|City/Town: • Arcadia|
|Photojournalist: • Cody Cooper • Justin Tyler Moore|
This is one of the last old gasoline filling stations still standing in this part of the country. No one knows for sure, but it is thought to have been built in the late teens or early twenties. It had two pumps, one for regular gas and one for ethyl, which was a little higher octane. Oil was dispensed from a 50-gallon drum, which was laid down on its side on a wooden frame. A spigot was put in the end of the drum, under which you put a quart can, then taken to your car and put in the motor.
Seeing there was no electricity out here at that time, most homes and buildings were lighted by kerosene lamps or lanterns. Kerosene was dispensed the same way oil was from a metal drum, put in your container and taken home.
Cold soda pop was sold only on days when the ice man made it by. The pop was put in a large metal box with chipped ice over it. Hard candy was sold most of the time; chocolate was sold only in the winter, because in the summer it would melt—since there were no refrigerators.
Back then, times were very hard and it was difficult to make a living. One day, about the time Al Capone was terrorizing the City of Chicago, a so-called salesman came by the station, offering to sell the owners a way to make a lot of money, literally, for he had a set of plates for a counterfeit ten-dollar bill. The story goes that the people yielded to temptation, with the thought of being able to get rich quick.
A small room was constructed on the back of the old station for the purpose of hiding the printing materials and a place to work. The only entrance was through a window you see on the back wall of the station. The window had a solid wooden door, which was kept closed most of the time. People didn’t even know that there was a room back there.

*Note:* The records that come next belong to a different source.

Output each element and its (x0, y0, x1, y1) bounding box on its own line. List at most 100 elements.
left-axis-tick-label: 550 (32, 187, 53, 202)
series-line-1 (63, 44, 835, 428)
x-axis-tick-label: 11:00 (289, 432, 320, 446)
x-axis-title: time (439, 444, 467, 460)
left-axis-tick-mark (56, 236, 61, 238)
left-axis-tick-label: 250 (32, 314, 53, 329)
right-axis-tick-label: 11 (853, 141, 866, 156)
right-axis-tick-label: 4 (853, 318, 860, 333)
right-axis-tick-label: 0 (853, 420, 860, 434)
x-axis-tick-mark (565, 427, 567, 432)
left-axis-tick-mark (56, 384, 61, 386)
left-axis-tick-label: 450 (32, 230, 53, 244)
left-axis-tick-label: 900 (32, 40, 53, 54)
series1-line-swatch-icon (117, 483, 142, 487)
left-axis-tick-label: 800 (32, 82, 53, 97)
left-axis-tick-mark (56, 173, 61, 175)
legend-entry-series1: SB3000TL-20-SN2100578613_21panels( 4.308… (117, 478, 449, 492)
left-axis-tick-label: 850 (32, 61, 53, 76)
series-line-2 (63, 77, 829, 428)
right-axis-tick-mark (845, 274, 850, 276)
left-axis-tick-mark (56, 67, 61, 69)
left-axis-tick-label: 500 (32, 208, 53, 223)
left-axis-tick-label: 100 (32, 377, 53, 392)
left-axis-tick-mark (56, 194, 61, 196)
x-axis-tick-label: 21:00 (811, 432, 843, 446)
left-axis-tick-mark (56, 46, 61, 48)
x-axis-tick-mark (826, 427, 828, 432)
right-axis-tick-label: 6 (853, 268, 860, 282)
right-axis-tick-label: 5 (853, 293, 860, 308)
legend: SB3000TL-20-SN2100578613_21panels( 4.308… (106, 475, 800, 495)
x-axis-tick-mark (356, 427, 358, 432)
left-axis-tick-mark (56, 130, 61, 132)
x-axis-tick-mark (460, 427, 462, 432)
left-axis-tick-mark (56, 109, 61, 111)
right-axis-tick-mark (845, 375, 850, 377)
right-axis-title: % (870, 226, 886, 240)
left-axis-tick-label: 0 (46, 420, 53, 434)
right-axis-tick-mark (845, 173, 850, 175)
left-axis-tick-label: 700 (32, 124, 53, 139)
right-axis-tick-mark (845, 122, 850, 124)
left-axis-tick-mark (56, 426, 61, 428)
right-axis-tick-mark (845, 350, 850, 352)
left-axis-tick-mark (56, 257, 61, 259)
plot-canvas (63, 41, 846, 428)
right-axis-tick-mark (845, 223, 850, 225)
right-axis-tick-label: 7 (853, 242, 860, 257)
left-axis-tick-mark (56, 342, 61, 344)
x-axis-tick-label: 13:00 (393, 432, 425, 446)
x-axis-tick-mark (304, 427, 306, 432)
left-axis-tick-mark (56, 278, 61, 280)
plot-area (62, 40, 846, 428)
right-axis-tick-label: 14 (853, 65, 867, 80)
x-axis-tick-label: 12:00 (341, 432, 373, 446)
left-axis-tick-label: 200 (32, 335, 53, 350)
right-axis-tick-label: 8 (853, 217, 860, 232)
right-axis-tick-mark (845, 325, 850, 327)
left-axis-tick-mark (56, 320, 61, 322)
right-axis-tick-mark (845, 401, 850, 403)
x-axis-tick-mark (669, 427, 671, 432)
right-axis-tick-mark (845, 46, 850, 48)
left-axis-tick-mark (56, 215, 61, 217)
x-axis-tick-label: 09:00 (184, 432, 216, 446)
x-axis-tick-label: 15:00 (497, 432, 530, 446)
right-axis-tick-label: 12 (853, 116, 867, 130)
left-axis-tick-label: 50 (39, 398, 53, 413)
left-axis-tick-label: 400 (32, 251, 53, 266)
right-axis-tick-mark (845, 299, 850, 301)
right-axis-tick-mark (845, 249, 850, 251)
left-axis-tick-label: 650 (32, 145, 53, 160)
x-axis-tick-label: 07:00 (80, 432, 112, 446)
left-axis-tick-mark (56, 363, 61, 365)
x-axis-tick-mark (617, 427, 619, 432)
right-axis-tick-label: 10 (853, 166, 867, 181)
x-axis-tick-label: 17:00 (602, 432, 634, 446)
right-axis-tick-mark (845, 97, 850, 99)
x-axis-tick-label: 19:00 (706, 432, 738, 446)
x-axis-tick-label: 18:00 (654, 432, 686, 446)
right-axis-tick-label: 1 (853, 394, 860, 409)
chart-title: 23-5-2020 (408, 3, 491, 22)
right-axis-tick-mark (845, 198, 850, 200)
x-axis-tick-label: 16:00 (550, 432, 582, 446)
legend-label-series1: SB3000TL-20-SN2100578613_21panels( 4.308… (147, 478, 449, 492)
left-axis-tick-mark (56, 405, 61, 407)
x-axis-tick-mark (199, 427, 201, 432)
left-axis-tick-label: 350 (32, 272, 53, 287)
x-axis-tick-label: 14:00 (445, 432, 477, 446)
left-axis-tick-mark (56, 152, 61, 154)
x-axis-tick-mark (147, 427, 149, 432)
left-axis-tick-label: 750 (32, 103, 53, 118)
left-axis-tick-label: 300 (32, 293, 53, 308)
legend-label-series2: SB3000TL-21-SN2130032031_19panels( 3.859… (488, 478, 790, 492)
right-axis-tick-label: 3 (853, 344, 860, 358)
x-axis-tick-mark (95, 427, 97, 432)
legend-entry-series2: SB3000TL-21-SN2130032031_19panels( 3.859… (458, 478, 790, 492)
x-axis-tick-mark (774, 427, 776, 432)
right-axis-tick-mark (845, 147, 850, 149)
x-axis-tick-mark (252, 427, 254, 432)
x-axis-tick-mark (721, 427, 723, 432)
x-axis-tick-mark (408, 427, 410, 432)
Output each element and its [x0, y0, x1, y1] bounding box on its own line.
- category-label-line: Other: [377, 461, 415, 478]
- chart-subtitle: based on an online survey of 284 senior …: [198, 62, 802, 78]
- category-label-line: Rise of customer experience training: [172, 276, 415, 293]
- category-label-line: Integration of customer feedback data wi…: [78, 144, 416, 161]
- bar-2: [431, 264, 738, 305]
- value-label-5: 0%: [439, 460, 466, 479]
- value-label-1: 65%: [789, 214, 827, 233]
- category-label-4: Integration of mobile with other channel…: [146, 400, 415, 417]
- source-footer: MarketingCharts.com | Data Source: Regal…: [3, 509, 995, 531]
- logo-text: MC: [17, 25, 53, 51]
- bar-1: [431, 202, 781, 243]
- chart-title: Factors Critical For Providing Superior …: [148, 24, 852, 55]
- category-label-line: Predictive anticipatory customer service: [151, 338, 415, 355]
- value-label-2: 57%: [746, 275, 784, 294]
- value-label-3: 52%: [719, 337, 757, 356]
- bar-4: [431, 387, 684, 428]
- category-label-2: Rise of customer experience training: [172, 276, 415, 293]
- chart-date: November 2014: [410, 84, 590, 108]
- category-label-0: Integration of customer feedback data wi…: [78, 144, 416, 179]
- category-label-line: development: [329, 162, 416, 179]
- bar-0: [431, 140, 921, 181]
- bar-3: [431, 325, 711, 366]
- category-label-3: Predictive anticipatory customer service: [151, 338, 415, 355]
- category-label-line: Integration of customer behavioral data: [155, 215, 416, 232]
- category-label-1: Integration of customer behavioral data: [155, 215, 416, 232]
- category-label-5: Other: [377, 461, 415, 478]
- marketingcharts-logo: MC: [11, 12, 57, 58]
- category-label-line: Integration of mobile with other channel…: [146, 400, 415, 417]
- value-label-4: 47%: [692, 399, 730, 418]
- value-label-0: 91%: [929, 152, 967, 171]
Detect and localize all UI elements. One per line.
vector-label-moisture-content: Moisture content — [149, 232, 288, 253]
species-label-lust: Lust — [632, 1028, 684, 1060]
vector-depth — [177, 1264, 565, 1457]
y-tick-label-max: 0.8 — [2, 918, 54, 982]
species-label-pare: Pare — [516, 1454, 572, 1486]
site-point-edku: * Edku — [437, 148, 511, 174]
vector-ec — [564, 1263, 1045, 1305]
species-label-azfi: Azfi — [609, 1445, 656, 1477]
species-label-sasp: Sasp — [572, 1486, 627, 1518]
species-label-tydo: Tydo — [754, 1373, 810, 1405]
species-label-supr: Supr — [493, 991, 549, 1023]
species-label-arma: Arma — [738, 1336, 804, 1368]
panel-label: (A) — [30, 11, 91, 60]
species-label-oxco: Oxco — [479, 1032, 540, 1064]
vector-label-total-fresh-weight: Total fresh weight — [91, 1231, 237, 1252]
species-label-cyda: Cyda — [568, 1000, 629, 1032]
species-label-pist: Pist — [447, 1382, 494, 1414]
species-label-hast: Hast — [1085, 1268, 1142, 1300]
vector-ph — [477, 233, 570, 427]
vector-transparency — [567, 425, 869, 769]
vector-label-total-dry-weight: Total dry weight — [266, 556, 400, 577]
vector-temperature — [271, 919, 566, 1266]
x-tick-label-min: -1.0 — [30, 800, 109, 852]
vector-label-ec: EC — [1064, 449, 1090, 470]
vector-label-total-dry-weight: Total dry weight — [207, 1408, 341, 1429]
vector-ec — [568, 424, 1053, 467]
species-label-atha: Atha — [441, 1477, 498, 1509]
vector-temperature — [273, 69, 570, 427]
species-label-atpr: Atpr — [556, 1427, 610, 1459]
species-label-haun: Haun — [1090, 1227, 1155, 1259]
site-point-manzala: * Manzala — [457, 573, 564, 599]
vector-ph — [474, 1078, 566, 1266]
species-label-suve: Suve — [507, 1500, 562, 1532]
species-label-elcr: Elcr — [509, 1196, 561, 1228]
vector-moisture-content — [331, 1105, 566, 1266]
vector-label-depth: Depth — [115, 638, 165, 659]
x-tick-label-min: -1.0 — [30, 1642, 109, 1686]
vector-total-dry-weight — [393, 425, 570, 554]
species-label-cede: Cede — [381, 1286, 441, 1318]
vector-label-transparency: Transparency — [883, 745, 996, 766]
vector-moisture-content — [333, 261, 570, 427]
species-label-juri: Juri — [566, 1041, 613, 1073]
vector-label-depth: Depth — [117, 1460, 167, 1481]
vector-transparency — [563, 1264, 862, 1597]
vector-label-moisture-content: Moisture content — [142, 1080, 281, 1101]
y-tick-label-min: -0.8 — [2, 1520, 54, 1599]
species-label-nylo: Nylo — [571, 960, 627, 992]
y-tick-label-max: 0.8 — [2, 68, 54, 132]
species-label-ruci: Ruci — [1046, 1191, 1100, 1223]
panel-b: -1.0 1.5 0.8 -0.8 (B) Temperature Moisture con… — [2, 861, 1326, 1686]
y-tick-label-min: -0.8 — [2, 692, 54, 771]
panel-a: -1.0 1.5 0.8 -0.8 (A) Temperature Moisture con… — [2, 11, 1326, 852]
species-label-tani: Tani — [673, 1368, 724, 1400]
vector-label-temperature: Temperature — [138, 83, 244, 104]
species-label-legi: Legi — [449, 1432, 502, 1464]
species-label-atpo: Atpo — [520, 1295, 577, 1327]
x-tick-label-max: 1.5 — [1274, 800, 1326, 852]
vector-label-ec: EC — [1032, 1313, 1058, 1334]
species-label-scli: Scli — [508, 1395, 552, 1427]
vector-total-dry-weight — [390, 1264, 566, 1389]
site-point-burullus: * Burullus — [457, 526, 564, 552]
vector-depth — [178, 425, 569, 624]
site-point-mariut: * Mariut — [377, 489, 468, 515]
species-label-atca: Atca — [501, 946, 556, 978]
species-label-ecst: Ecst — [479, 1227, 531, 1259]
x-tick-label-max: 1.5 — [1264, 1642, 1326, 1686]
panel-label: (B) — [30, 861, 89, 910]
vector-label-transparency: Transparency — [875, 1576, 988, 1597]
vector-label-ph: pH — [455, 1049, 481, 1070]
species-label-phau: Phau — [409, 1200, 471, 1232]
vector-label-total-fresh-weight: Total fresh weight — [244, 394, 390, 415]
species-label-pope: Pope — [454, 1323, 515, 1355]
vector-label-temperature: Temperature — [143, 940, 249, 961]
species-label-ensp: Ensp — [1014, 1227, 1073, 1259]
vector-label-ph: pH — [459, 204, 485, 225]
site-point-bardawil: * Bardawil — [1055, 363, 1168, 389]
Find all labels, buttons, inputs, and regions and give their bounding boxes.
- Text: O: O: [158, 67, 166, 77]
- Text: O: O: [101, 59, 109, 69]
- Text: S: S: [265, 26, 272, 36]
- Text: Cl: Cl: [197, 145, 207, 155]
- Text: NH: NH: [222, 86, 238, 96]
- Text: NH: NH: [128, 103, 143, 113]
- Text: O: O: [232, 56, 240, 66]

The way the counterfeiting was done was that they would press one of the plates on a piece of paper with the green ink on it, then let that side dry 24 hours, and print the black side of the bill the next day. Things went along just fine for a time, but while passing one of the fake ten-dollar bills, one of the persons was arrested, and with the identification on him where he lived, he was traced to the old station. While searching the building, the counterfeit plates were found. So ended this crime spree, like so many others. The person being taken to jail was overheard to say, “It wasn’t worth it!”
The old station was closed, never to open again. Many years later, which had nothing to do with the counterfeiting, a murder victim was found in the old abandoned building. Police were unable to determine whether he was killed there or the body just dumped, for he had no identification on him and on one seemed to know him.